For the first time in a long time, inflation is the word on everyone’s lips. The latest CPI reading in the US came in at an almost 13 year high of just under 5%, and core inflation is at a 25 year high (which is the US Fed’s key metric). Since bottoming in May 2020, its been a near constant rise for year-over-year inflation numbers. In fact, since November 2020, when the COVID vaccine became reality, and pent up demand fuelled by free money handouts collided with ongoing supply side bottlenecks, its actually been a parabolic rise.
So far, markets have handled this rise in inflation fairly well. Officials at the US Federal Reserve have been going out of their way to reassure the market that these inflation pressures are “transitory”, and are mostly due to temporary supply chain issues, and that as they resolve due to the vaccine rollout, so too will these inflation pressures. Thus far, the message is being accepted. Apart from a big spike in bond yields in February this year, bond yields have since slowly drifted back down again, as has the breakeven rate recently which measures expected future inflation. Share markets have continued to grind to new all time highs, albeit the interest rate sensitive Tech sector (and Nasdaq) has gone through some major ups and downs as the market grapples with this inflation question and the resultant future of interest rates (i.e. Tech is “long duration” meaning its very rate sensitive).
Assisting this has been the fact that wages in the US have NOT gone parabolic. They have remained fairly muted, as around 7 million jobs still have not come back since pre the pandemic. But here’s the thing. Like many things in macro, there is a lag period from when one factor affects the other. And with wages its no different.

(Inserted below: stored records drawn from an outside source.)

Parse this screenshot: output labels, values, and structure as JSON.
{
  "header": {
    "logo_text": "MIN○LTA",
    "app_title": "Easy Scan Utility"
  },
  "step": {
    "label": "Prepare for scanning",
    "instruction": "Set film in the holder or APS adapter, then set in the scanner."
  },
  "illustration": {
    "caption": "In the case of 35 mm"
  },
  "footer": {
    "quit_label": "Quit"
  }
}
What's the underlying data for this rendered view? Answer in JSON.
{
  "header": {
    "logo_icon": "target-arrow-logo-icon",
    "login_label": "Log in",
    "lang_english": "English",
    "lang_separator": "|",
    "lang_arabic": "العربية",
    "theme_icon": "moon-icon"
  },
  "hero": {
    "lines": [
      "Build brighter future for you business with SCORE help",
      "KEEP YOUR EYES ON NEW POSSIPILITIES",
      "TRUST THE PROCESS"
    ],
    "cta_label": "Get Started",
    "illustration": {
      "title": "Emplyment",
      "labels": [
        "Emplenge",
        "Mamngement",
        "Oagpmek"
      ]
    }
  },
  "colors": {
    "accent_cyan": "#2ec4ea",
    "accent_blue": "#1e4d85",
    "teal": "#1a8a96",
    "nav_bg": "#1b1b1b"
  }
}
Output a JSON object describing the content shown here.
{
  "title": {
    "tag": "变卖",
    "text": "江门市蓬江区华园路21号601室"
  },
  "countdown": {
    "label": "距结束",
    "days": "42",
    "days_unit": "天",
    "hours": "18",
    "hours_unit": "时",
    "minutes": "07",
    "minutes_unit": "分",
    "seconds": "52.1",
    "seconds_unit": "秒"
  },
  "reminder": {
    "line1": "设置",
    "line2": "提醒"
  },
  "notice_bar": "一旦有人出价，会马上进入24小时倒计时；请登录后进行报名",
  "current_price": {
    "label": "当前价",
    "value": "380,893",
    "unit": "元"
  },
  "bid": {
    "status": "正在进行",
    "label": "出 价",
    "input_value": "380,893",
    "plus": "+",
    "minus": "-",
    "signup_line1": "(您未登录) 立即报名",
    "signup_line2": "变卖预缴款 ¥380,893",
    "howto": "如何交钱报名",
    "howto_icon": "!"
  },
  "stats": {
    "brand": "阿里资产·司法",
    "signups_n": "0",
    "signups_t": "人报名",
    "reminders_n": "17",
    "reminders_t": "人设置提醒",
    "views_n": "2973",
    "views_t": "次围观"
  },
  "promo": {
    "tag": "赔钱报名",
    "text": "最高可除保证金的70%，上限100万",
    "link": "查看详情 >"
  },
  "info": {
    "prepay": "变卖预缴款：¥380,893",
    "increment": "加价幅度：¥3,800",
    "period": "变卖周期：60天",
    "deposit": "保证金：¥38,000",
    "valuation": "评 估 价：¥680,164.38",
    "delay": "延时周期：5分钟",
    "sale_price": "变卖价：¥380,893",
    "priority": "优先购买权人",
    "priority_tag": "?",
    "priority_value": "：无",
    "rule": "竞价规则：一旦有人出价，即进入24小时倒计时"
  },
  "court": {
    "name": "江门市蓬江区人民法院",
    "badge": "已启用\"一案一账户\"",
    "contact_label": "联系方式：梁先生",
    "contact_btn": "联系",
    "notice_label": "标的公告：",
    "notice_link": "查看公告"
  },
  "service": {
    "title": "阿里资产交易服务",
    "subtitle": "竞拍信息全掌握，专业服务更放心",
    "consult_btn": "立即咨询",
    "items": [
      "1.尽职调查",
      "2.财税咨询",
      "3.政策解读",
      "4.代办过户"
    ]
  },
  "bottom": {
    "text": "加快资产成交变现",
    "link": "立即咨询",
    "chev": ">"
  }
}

There is a strong logical correlation between tightness in the labour market, and a rise in wages. There is also a lag, whereby tightness in the labour markets is the leader, and exerts upward pressure on wages after a period of time. This lagged effect enables us to make probabilistic look throughs for the future.
Here is THE chart:
The correlation between these two is visually obvious. The blue line is a leading indicator of labour market tightness, and is suggesting there is a substantial chance here that wage growth (the orange line) moves very strongly to the upside over the next several months.
Here is the key point for investors. Wage inflation is a key driver of core inflation – which in turn is at the heart of the Fed’s reaction. If wages growth starts to really crank up as suggested by this graph’s historical relationship, then core inflation will be under substantial further upside pressure, and the Fed will be in the position of having to tighten, either by way of tapering its bond purchases or actually increasing interest rates. Bond yields will in turn have enormous pressure to the upside.
That would be bad news for pretty much everything (at least in the shorter term), given how utterly dependant the entire global financial system has become on full throttle monetary stimulus, not to mention that Tech is now a big part of the US share market indices, and hence the index itself is now quite rate sensitive. The Aussie market will follow the US. And bonds wont escape either, as rising interest rates would mean capital losses for bonds.
One of the key elements of the decision of the Fed to remain so accommodative in policy even as economic data is hitting multi year highs, is the still high-ish unemployment rate and the fact that there are still around 7 million jobs that haven’t returned since the pandemic. After all, the Fed operates under a dual mandate to promote stable prices AND maximum employment. Given inflation has been a non-event for the past two decades where previous spikes have indeed been transitory, its not surprising they have been almost exclusively focussed on the latter.
This ‘slackness’ in the labour market has been constantly referred to as to why wages inflation probably wont happen. As the enhanced unemployment benefits are rolled off, people will have to return to work and this will ease wage pressures.
It’s true, that this could absolutely happen.
However, thus far there is evidence to suggest that labour supply is only marginally better in US states that have ended benefits early, compared to those that have maintained benefits. This seems to suggest that Government benefits are not the big driver they have been made out to be. Ultimately, we just don’t know how the net effect of that is going to play out. We just have to wait and watch.
If the historical relationship of this chart holds, then there is a clear danger of substantial US wage inflation over the next several months, which would in turn have significant flow on effects into core inflation, and we would then see just how much inflation the US Fed will really tolerate before it blinks. A tightening Fed will have significant implications for asset markets. It’s possible that workers returning to the workforce after the expiration of government benefits could offset wage inflation somewhat, but to what extent we just don’t know. We’ll have to wait and see. Either way, this is absolutely one chart that all investors should be aware of, and we’ll be following it closely over the coming months.